1 Kg de pechugas de pollo
1 huevo
1 bolsa grande de kikos o maíz tostado
Salsa de soja
Vinagre balsámico
3 o 4 dientes de Ajo
Pimentón dulce
Sal
Aceite de oliva virgen extra
Modo de Hacerlo:
Limpiamos las pechugas por si queda algún resto de grasa o algún pequeño tendón lateral. Las cortamos en bastones medianos, como para fingers aproximadamente. Las ponemos en un recipiente, las salamos con prudencia ya que también le vamos a poner salsa de soja que la añadiremos ahora junto con el vinagre balsámico un poco de pimentón dulce de la vera y un ajo y una cayena limpia, sin pepitas, esta solo para los mayores, picar el ajo muy fino.
Tapar con papel film y meter en la nevera a macerar, cuanto mas tiempo este, mas sabor tendrán. Si lo sabes con anterioridad lo puedes poner la noche anterior y si surge de pronto, con media hora será suficiente.

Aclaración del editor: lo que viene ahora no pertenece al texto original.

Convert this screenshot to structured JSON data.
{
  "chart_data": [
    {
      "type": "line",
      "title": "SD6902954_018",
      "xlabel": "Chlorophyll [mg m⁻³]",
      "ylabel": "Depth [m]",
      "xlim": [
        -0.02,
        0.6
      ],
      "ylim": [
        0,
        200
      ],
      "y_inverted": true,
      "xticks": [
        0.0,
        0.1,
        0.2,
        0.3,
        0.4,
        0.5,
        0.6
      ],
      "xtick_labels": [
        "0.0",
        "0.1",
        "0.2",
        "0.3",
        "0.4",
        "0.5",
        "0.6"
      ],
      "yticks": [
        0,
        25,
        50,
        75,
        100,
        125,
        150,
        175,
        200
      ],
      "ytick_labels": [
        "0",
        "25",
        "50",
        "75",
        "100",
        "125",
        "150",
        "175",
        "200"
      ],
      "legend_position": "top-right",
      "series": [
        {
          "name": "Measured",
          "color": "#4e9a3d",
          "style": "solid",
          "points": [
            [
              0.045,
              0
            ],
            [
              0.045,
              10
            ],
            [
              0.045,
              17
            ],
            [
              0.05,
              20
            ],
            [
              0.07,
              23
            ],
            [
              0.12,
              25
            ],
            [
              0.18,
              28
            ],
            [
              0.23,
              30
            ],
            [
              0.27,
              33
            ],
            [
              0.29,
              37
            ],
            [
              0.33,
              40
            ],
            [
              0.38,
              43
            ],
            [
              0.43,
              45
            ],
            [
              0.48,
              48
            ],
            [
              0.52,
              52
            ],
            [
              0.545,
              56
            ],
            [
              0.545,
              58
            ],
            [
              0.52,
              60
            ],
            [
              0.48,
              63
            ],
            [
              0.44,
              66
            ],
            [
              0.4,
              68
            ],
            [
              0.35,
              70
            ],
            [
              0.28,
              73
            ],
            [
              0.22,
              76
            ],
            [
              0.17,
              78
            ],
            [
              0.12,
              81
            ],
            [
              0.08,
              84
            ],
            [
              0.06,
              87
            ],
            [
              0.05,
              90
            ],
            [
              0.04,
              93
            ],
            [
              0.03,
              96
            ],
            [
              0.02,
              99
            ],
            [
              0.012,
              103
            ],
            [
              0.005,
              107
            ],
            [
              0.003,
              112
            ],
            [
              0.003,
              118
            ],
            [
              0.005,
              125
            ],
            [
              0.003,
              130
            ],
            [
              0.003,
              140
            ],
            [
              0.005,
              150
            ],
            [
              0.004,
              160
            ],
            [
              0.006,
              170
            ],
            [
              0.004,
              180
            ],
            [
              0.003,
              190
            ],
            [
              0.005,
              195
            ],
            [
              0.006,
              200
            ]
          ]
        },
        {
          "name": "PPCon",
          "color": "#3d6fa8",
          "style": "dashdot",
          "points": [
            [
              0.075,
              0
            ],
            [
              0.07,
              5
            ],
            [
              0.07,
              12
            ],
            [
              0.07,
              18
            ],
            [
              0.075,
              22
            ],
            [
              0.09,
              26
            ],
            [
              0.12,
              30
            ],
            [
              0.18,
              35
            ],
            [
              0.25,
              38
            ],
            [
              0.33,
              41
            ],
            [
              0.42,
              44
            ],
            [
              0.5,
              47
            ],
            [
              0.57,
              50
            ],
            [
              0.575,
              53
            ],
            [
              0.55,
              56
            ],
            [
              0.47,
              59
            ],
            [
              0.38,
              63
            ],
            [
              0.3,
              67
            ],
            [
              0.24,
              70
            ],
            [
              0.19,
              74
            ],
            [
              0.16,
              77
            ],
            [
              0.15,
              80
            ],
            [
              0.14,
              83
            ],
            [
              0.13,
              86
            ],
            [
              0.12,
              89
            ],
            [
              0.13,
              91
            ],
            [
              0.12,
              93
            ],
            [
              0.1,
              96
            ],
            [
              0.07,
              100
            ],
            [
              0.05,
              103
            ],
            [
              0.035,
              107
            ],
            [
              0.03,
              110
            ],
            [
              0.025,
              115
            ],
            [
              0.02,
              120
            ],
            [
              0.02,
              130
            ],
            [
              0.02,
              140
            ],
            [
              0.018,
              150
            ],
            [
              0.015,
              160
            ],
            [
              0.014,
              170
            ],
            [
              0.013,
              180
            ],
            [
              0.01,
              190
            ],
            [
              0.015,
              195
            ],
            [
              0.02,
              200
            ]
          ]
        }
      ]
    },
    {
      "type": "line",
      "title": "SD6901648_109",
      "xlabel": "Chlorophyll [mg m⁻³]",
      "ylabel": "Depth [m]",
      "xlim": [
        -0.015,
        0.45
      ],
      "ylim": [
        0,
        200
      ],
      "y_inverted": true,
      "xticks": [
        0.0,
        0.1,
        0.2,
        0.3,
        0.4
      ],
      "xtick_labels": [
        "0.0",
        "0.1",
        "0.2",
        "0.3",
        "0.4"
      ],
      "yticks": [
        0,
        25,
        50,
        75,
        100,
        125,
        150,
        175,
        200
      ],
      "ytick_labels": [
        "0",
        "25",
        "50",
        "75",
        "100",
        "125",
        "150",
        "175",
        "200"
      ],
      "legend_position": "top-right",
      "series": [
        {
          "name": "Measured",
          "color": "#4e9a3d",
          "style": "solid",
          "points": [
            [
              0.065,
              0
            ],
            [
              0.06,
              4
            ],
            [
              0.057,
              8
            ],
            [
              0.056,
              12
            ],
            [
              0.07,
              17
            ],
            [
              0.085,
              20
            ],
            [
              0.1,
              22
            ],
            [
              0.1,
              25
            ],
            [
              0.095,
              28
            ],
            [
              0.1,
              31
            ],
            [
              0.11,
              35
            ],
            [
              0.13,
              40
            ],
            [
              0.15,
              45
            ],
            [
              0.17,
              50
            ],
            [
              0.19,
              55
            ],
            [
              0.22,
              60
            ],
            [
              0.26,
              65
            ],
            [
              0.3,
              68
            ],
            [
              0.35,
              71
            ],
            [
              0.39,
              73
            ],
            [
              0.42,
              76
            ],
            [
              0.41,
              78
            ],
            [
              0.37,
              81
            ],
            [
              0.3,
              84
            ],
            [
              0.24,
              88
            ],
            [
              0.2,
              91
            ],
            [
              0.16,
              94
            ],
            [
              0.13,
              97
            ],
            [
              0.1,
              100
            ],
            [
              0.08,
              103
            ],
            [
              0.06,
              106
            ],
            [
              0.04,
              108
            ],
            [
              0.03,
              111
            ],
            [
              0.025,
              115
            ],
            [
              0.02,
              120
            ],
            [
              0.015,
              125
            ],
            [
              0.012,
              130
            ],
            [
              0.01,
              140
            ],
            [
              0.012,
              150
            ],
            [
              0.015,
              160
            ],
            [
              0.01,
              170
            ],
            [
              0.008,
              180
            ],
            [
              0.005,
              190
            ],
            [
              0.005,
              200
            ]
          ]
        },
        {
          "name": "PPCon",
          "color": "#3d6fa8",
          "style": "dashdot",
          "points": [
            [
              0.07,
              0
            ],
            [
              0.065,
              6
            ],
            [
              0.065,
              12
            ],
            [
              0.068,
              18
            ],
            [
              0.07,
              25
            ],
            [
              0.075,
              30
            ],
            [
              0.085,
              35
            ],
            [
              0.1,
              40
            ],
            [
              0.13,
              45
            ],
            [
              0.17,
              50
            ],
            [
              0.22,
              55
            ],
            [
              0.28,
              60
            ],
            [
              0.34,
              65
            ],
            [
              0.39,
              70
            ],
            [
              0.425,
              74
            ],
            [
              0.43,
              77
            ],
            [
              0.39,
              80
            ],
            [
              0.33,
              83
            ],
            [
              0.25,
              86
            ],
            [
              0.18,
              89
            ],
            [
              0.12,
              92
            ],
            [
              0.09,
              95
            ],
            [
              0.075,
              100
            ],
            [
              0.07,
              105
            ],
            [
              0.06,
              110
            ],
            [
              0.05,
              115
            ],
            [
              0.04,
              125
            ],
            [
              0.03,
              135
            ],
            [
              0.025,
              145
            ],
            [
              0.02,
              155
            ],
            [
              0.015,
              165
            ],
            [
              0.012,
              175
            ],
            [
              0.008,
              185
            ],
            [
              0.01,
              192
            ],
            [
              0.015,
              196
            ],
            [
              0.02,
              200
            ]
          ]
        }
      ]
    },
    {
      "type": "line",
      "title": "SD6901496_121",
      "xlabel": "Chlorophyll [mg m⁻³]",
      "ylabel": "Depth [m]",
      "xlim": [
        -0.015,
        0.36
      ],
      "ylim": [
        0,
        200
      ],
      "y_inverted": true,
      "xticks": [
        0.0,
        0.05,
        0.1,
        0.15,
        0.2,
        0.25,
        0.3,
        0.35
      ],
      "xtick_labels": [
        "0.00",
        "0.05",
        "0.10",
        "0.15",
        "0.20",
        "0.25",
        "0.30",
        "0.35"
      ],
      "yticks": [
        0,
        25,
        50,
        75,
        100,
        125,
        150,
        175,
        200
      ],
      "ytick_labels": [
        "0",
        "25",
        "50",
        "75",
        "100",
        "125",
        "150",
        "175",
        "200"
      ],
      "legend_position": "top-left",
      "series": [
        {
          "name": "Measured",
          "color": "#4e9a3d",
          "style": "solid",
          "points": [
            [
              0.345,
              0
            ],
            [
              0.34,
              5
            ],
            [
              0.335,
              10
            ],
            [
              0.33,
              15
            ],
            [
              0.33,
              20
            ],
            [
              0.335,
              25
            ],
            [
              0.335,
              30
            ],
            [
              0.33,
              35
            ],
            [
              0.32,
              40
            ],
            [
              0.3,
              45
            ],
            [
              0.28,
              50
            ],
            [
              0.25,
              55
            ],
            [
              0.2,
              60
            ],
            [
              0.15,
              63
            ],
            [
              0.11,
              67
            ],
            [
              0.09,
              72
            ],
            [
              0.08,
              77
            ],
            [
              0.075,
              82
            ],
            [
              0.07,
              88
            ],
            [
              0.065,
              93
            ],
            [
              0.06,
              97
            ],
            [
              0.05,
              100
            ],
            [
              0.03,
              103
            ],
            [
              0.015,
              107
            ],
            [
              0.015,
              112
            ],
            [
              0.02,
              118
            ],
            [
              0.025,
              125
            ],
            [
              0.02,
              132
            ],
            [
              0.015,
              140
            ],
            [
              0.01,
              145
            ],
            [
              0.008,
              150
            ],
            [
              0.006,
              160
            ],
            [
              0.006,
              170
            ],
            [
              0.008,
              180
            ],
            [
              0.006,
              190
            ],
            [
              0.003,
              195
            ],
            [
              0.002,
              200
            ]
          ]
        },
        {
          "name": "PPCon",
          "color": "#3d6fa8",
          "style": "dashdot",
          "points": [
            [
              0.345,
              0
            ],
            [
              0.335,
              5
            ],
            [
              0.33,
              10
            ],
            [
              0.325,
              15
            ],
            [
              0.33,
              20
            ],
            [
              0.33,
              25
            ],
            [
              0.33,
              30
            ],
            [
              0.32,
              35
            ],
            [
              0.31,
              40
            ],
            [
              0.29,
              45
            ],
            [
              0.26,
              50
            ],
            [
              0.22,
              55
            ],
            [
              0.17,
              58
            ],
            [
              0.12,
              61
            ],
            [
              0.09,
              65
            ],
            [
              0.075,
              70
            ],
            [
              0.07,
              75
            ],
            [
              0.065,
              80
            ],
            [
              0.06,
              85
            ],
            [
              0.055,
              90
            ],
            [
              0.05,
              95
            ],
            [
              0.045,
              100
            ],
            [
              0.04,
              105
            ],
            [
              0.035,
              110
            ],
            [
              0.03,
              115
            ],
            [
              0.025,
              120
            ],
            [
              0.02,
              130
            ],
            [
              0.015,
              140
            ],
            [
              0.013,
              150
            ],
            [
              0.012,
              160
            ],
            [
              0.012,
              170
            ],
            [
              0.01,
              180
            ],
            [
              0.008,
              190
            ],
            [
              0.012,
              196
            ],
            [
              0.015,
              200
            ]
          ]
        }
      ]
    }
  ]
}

Mientras se maceran podemos picar los kikos y podéis añadir cualquier otro fruto seco que os apetezca por ejemplo almendras, piñones, anacardo.. o solo uno de ellos. Hoy solo kikos, los ponemos en la picadora y triturar a tu gusto, a mi me gusta que queden trocitos un poco mas grandes que el pan rallado.
Ponemos una sartén en el fuego con bastante aceite para freír el pollo. Pasado el tiempo de maceración, escurrimos bien las pechugas, las pasamos por el huevo batido luego por los kikos triturados y los metemos en la sartén, dorar al gusto sin pasarse para que no se queden secas.
Yo las acompañé de nachos con guacamole y dip de queso cheddar.